North Carolina Named Pro-Business State
(Chicago, Ill.) “The United States is in a global economic war, and we’re losing,” says geoeconomist and corporate relocation expert Dr. Ronald R. Pollina in the just-released Pollina Corporate Top 10 Pro-Business States for 2010: The Great American Job Purge.
In the annual study of job retention and creation by the 50 states and the federal government, Dr. Pollina, author of the soon-to-be released book entitled Selling Out a Superpower, emphasizes that “India and China have the collective will to win this war. As a nation, America appears to have no will or strategy to win.”
There are, however, states that serve as a model for the rest of the country in job retention and creation. Brent Pollina, Vice President of Park Ridge, Illinois-based Pollina Corporate Real Estate (www.pollina.com) and author of the study, names Virginia as “America’s most pro-business state” for the second consecutive year, winning by the largest margin in the study’s history.
This year the report includes the first ever Most Improved State, Louisiana, which stunningly climbed from 40th to 20th place. Louisiana recently shifted priorities by aggressively creating new incentive programs and promoting a business friendly perspective.
Sadly, for the seventh consecutive year, California ranked dead last.
“Keeping America employed in good, high-paying jobs will become increasingly more difficult in the future,” says Brent Pollina. “Increased completion is certain to occur as other nations continue to make rapid strides in developing their economies, often at the expense of U.S. jobs. That’s why it is critical for every state—and especially the federal government—to understand what the Top 10 states have done to produce the best business environment and thus the best job growth for their constituents.”
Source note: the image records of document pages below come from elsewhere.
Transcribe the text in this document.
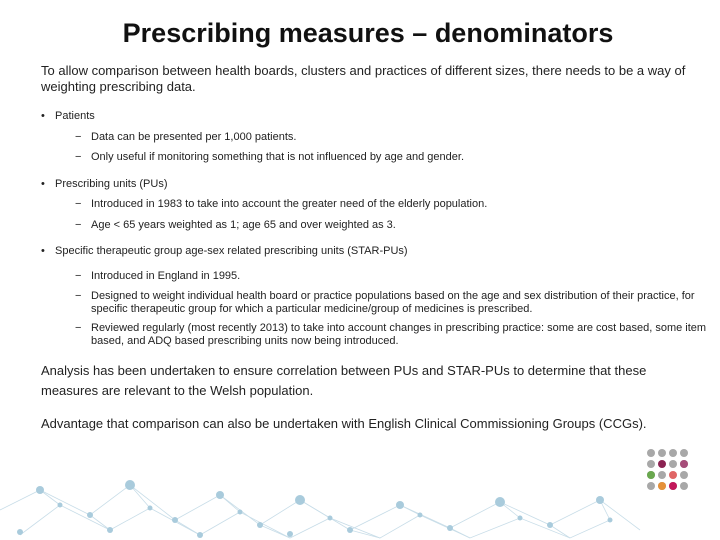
Prescribing measures – denominators
To allow comparison between health boards, clusters and practices of different sizes, there needs to be a way of weighting prescribing data.
• Patients
− Data can be presented per 1,000 patients.
− Only useful if monitoring something that is not influenced by age and gender.
• Prescribing units (PUs)
− Introduced in 1983 to take into account the greater need of the elderly population.
− Age < 65 years weighted as 1; age 65 and over weighted as 3.
• Specific therapeutic group age-sex related prescribing units (STAR-PUs)
− Introduced in England in 1995.
− Designed to weight individual health board or practice populations based on the age and sex distribution of their practice, for specific therapeutic group for which a particular medicine/group of medicines is prescribed.
− Reviewed regularly (most recently 2013) to take into account changes in prescribing practice: some are cost based, some item based, and ADQ based prescribing units now being introduced.
Analysis has been undertaken to ensure correlation between PUs and STAR-PUs to determine that these measures are relevant to the Welsh population.
Advantage that comparison can also be undertaken with English Clinical Commissioning Groups (CCGs).
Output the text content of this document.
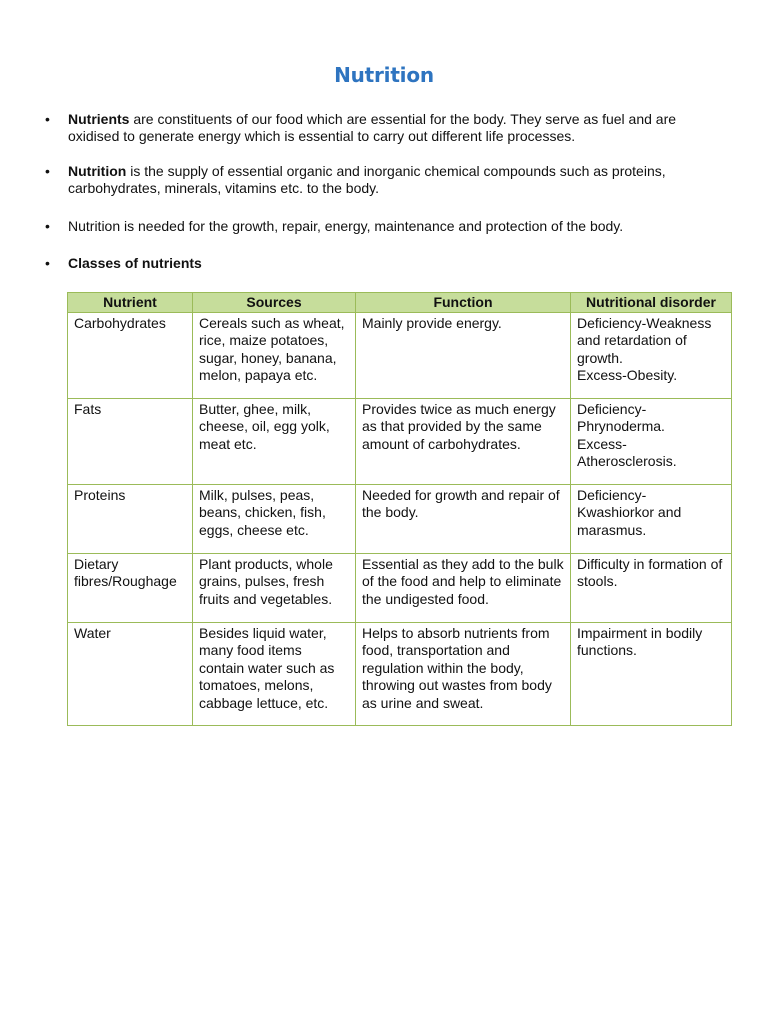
Nutrition
• Nutrients are constituents of our food which are essential for the body. They serve as fuel and are oxidised to generate energy which is essential to carry out different life processes.
• Nutrition is the supply of essential organic and inorganic chemical compounds such as proteins, carbohydrates, minerals, vitamins etc. to the body.
• Nutrition is needed for the growth, repair, energy, maintenance and protection of the body.
• Classes of nutrients
Nutrient	Sources	Function	Nutritional disorder
Carbohydrates	Cereals such as wheat, rice, maize potatoes, sugar, honey, banana, melon, papaya etc.	Mainly provide energy.	Deficiency-Weakness and retardation of growth.
Excess-Obesity.
Fats	Butter, ghee, milk, cheese, oil, egg yolk, meat etc.	Provides twice as much energy as that provided by the same amount of carbohydrates.	Deficiency-
Phrynoderma.
Excess-
Atherosclerosis.
Proteins	Milk, pulses, peas, beans, chicken, fish, eggs, cheese etc.	Needed for growth and repair of the body.	Deficiency-
Kwashiorkor and marasmus.
Dietary fibres/Roughage	Plant products, whole grains, pulses, fresh fruits and vegetables.	Essential as they add to the bulk of the food and help to eliminate the undigested food.	Difficulty in formation of stools.
Water	Besides liquid water, many food items contain water such as tomatoes, melons, cabbage lettuce, etc.	Helps to absorb nutrients from food, transportation and regulation within the body, throwing out wastes from body as urine and sweat.	Impairment in bodily functions.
The Pollina Corporate Top 10 Pro-Business States for 2010 are: 1) Virginia 2) Utah 3) Wyoming 4) South Carolina 5) North Carolina 6) Nebraska 7) Kansas
South Dakota 9) Alabama and 10) Missouri. The study, considered the most comprehensive, unbiased and unvarnished of its type, is the “Gold Standard” for evaluating and ranking states based on 31 factors controlled by state government, including taxes, human resources, education, right-to-work legislation, energy costs, infrastructure spending, workers compensation laws, economic incentive programs and state economic development efforts.